A large-scale empirical analysis of email spam detection through network characteristics in a stand-alone enterprise

Spam is a never-ending issue that constantly consumes resources to no useful end. In this paper, we envision spam filtering as a pipeline consisting of DNS blacklists, filters based on SYN packet features, filters based on traffic characteristics and filters based on message content. Each stage of the pipeline examines more information in the message but is more computationally expensive. A message is rejected as spam once any layer is sufficiently confident. We analyze this pipeline, focusing on the first three layers, from a single-enterprise perspective. To do this we use a large email dataset collected over two years. We devise a novel ground truth determination system to allow us to label this large dataset accurately.

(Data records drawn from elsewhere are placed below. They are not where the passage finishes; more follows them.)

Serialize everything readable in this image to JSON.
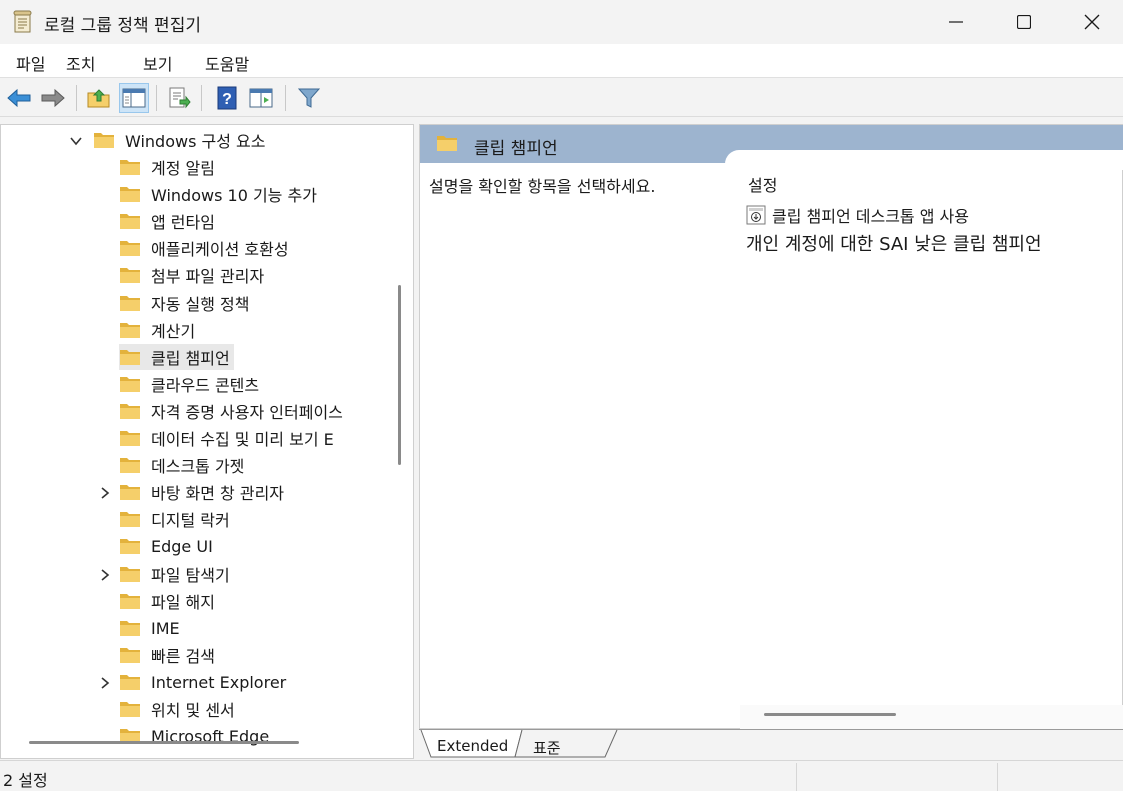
{
  "window": {
    "title": "로컬 그룹 정책 편집기"
  },
  "menu": {
    "items": [
      "파일",
      "조치",
      "보기",
      "도움말"
    ]
  },
  "toolbar": {
    "icons": [
      "back-arrow-icon",
      "forward-arrow-icon",
      "up-folder-icon",
      "show-hide-tree-icon",
      "export-list-icon",
      "help-icon",
      "extended-view-icon",
      "filter-icon"
    ]
  },
  "tree": {
    "parent": "Windows 구성 요소",
    "items": [
      {
        "label": "계정 알림",
        "expandable": false
      },
      {
        "label": "Windows 10 기능 추가",
        "expandable": false
      },
      {
        "label": "앱 런타임",
        "expandable": false
      },
      {
        "label": "애플리케이션 호환성",
        "expandable": false
      },
      {
        "label": "첨부 파일 관리자",
        "expandable": false
      },
      {
        "label": "자동 실행 정책",
        "expandable": false
      },
      {
        "label": "계산기",
        "expandable": false
      },
      {
        "label": "클립 챔피언",
        "expandable": false,
        "selected": true
      },
      {
        "label": "클라우드 콘텐츠",
        "expandable": false
      },
      {
        "label": "자격 증명 사용자 인터페이스",
        "expandable": false
      },
      {
        "label": "데이터 수집 및 미리 보기 E",
        "expandable": false
      },
      {
        "label": "데스크톱 가젯",
        "expandable": false
      },
      {
        "label": "바탕 화면 창 관리자",
        "expandable": true
      },
      {
        "label": "디지털 락커",
        "expandable": false
      },
      {
        "label": "Edge UI",
        "expandable": false
      },
      {
        "label": "파일 탐색기",
        "expandable": true
      },
      {
        "label": "파일 해지",
        "expandable": false
      },
      {
        "label": "IME",
        "expandable": false
      },
      {
        "label": "빠른 검색",
        "expandable": false
      },
      {
        "label": "Internet Explorer",
        "expandable": true
      },
      {
        "label": "위치 및 센서",
        "expandable": false
      },
      {
        "label": "Microsoft Edge",
        "expandable": false
      }
    ]
  },
  "details": {
    "header_title": "클립 챔피언",
    "description_prompt": "설명을 확인할 항목을 선택하세요.",
    "column_header": "설정",
    "setting_name": "클립 챔피언 데스크톱 앱 사용",
    "setting_desc": "개인 계정에 대한 SAI 낮은 클립 챔피언"
  },
  "tabs": {
    "extended": "Extended",
    "standard": "표준"
  },
  "status": {
    "text": "2 설정"
  },
  "colors": {
    "header_band": "#9db4cf",
    "folder_yellow": "#f5cf6a",
    "folder_dark": "#e3b23c",
    "selection_bg": "#e8e8e8"
  }
}
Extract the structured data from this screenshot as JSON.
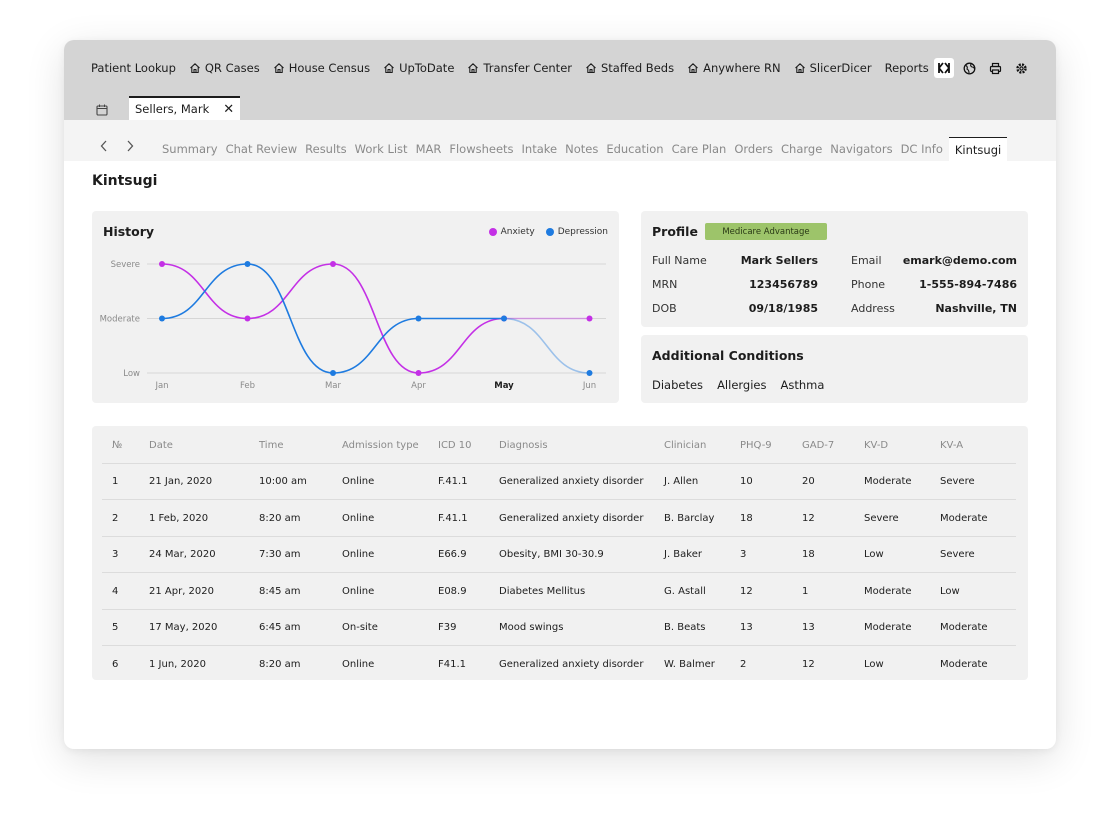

Using two machine learning algorithms, we study (i) how the different pipeline layers interact with each other and the value added by each layer, (ii) the utility of individual features in each layer, (iii) stability of the layers across time and network events and (iv) an operational use case investigating whether this architecture can be practically useful. We find that (i) the pipeline architecture is generally useful in terms of accuracy as well as in an operational setting, (ii) it generally ages gracefully across long time periods and (iii) in some cases, later layers can compensate for poor performance in the earlier layers. Among the caveats we find are that (i) the utility of network features is not as high in the single enterprise viewpoint as reported in other prior work, (ii) major network events can sharply affect the detection rate, and (iii) the operational (computational) benefit of the pipeline may depend on the efficiency of the final content filter.